I know that voice: an interactive lecture-demonstration of human assisted speaker recognition
John J. Godfrey and Craig S. Greenberg, Department of Defense/ National Institute of Standards and Technology
May 4, 2012
As we heard from our recent seminar guest Diana Sidtis, the ability to recognize other human voices, but most especially those of our family and close associates, has deep biological roots and an interesting neurological basis, including a sharp difference between familiar and unfamiliar voices. Computers make no such distinction. While we have made enormous progress in enabling computers to recognize voices, we have not paid much attention to how humans do it. We should – we need to know both the limits and the special capabilities of humans, both to improve our modeling and to enable computers to work hand in hand with humans in practical applications like forensics and biometrics.
So how good are humans at utilizing automatic speaker recognition technology for performing speaker verification tasks?
Don’t believe what you see on CSI or in the papers! and keep an eye on the case surrounding the tragic death of Trayvon Martin in Florida which is likely to involve such matters.
The 2010 NIST Speaker Recognition Evaluation (SRE10) included a test of Human Assisted Speaker Recognition (HASR) in which systems based in whole or in part on human expertise were evaluated on limited sets of trials. Results were submitted for 20 systems from 15 sites from 6 countries. The performance results suggest that the chosen trials were indeed difficult, as is often the case in real- life situations, and that the HASR systems did not appear to perform as well as the best fully automatic systems on these trials. This does not mean that machines are simply, always, everywhere “better” than people at speaker recognition. But what does it mean? This is worth discussing.
This lecture-demonstration will provide a live, interactive speaker recognition exercise for the audience, giving everyone a firsthand experience of the task a human forensic examiner often faces. Prepared with such experience, the audience will then hear the highlights of the NIST HASR evaluations.
John Godfrey received his PhD in Linguistics from Georgetown University, did a postdoc at AMRL in Dayton, and spent 10 years at UT-Dallas’ Callier Center as an Assist./Assoc. Professor, where he focused on speech perception and psycholinguistics. He later joined Texas Instruments Speech Research Group where, in addition to phonetics research, he worked on corpus-based evaluation, designing and collecting corpora such as: Wall Street Journal, TI-MIT, ATIS, and SWITCHBOARD. It is widely acknowledged that these helped drive speech research for the next decade and more.
He also served as the first Executive Director of the LDC, creating the infrastructure for evaluation-based “big data” research in HLT ever since.
In 1999 he became Chief of HLT Research at NSA where he oversaw both government and external R&D efforts in Speaker, Language and Speech Recognition, as well as the annual NIST evaluations in these areas. His strategic responsibilities also included liaison with academic and industrial labs, DARPA, IARPA, and NSF.

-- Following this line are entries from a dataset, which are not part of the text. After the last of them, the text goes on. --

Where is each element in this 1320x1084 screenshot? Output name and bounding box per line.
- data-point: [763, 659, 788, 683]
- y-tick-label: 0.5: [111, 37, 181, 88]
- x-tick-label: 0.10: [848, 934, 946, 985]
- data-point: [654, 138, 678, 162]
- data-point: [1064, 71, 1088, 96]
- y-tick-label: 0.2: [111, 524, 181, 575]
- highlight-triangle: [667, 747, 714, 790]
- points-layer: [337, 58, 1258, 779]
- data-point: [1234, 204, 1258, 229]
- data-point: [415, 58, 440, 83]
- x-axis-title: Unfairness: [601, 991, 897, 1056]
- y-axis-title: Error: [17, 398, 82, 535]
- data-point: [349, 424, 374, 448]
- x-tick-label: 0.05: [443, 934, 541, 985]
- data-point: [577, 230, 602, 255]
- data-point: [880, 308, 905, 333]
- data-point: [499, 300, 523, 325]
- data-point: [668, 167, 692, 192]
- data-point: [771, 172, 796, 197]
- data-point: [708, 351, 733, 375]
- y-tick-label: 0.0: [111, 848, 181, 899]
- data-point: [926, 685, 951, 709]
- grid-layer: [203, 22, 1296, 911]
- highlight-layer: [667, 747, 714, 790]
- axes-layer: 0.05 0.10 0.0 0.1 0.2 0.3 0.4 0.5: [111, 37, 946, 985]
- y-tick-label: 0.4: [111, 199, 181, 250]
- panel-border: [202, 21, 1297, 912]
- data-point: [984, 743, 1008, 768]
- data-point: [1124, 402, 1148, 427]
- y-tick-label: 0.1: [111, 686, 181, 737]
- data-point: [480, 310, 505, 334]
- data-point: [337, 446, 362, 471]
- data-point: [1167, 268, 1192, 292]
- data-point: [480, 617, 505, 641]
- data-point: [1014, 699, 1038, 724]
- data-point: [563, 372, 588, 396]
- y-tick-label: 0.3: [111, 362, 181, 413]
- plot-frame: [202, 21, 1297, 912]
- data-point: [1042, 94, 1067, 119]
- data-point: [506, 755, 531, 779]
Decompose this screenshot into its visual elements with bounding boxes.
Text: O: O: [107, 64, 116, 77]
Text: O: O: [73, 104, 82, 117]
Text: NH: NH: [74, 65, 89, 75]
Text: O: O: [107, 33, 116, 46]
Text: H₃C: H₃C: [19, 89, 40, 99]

In recent years his research group’s success on classified applications has become widely known and demonstrated in the Intelligence Community. They won the NSA Research Team of the Year award in 2010.
As HLT Chief Scientist for NSA Research, he also conducts and oversees research in speaker recognition by man and machine.
Craig Greenberg received his B.A.(Hons.) degree in Logic, Information, & Computation from the University of Pennsylvania(2007), and his B.M. degree from Vanderbilt University(2003). He is currently working toward his M.S. degree (to be awarded in May 2012) in Applied Mathematics at Johns Hopkins University in the Engineering and Applied Science Program for Professionals.
He works as a Mathematician at the Gaithersburg, Maryland campus of the National Institute of Standards and Technology (NIST) in the areas of speaker recognition and language recognition. Previous positions he has held include: Computer Scientist Intern at the National Institute of Standards and Technology, Research Assistant for Professor Mitch Marcus at the University of Pennsylvania, Programmer at the Linguistic Data Consortium, and English Language Annotator at the Institute for Research in Cognitive Science.
Mr. Greenberg has been a member of the International Speech Communication Association (ISCA) since 2008. He has received two official letters of recognition for his contribution to speaker recognition evaluation.